Archie de sa voix rauque venait donc de nous donner le feu vert, teinté d’un avertissement, certes, mais on pouvait aller voir les journaux, et pour mon enquête c’était une aubaine.
Il y avait un tiroir par période, tout était classé par dates, et par ordre chronologique, c’était un travail de pro. Je regardais toutes les couvertures du siècle dernier, qu’importe le jour ou l’année puisqu’en vrai je ne savais pas vraiment ce que je recherchais encore une fois. Et puis, un petit périodique attirait mon attention : Céleste Lanum, “la Dame du Port” , retrouvée noyée dans la crique des fardeaux.
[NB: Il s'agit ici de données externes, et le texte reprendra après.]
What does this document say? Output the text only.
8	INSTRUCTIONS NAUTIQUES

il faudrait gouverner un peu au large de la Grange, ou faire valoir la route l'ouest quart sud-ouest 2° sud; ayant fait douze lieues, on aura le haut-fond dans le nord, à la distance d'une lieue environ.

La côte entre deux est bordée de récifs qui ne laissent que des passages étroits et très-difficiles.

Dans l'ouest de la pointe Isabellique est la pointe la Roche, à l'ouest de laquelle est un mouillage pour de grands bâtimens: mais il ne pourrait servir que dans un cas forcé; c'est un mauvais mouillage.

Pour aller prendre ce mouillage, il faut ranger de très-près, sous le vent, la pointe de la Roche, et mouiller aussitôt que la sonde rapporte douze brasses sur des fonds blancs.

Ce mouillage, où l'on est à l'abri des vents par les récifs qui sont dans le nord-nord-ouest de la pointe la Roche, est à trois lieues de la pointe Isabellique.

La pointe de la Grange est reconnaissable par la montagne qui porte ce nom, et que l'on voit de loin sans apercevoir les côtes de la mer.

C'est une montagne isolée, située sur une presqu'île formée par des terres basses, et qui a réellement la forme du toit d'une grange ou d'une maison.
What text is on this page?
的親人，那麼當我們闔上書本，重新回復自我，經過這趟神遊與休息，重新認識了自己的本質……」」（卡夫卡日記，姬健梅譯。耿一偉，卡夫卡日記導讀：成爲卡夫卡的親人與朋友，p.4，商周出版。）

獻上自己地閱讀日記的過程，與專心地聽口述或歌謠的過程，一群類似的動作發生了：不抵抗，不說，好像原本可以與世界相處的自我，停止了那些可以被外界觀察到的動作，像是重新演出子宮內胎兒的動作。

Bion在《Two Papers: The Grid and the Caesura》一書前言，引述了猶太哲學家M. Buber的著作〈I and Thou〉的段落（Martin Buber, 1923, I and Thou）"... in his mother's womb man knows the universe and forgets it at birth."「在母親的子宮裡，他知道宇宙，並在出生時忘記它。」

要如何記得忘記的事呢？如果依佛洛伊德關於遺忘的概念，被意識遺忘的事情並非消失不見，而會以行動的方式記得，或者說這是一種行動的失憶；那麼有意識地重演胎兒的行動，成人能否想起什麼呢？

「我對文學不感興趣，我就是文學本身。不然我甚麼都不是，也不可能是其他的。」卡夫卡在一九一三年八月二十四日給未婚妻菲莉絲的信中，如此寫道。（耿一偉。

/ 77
La dame du port. La dame du port…
Moi même j’appelais l’entité rencontrée sur le ponton comme ça sans même savoir qu’il pouvait peut être y avoir un lien. Qu’est-ce que c’était que ce surnom que la presse lui donnait? Serais-ce possible? Cette dame blafarde et mystérieuse, vêtue d’une robe d’un autre temps qui s’était jetée à l’eau l’autre soir serait mon arrière-arrière-grand-mère? Les questions flambaient dans ma tête.
T’en fais une de ces têtes Eliott, on dirait que tu as vu un fantôme.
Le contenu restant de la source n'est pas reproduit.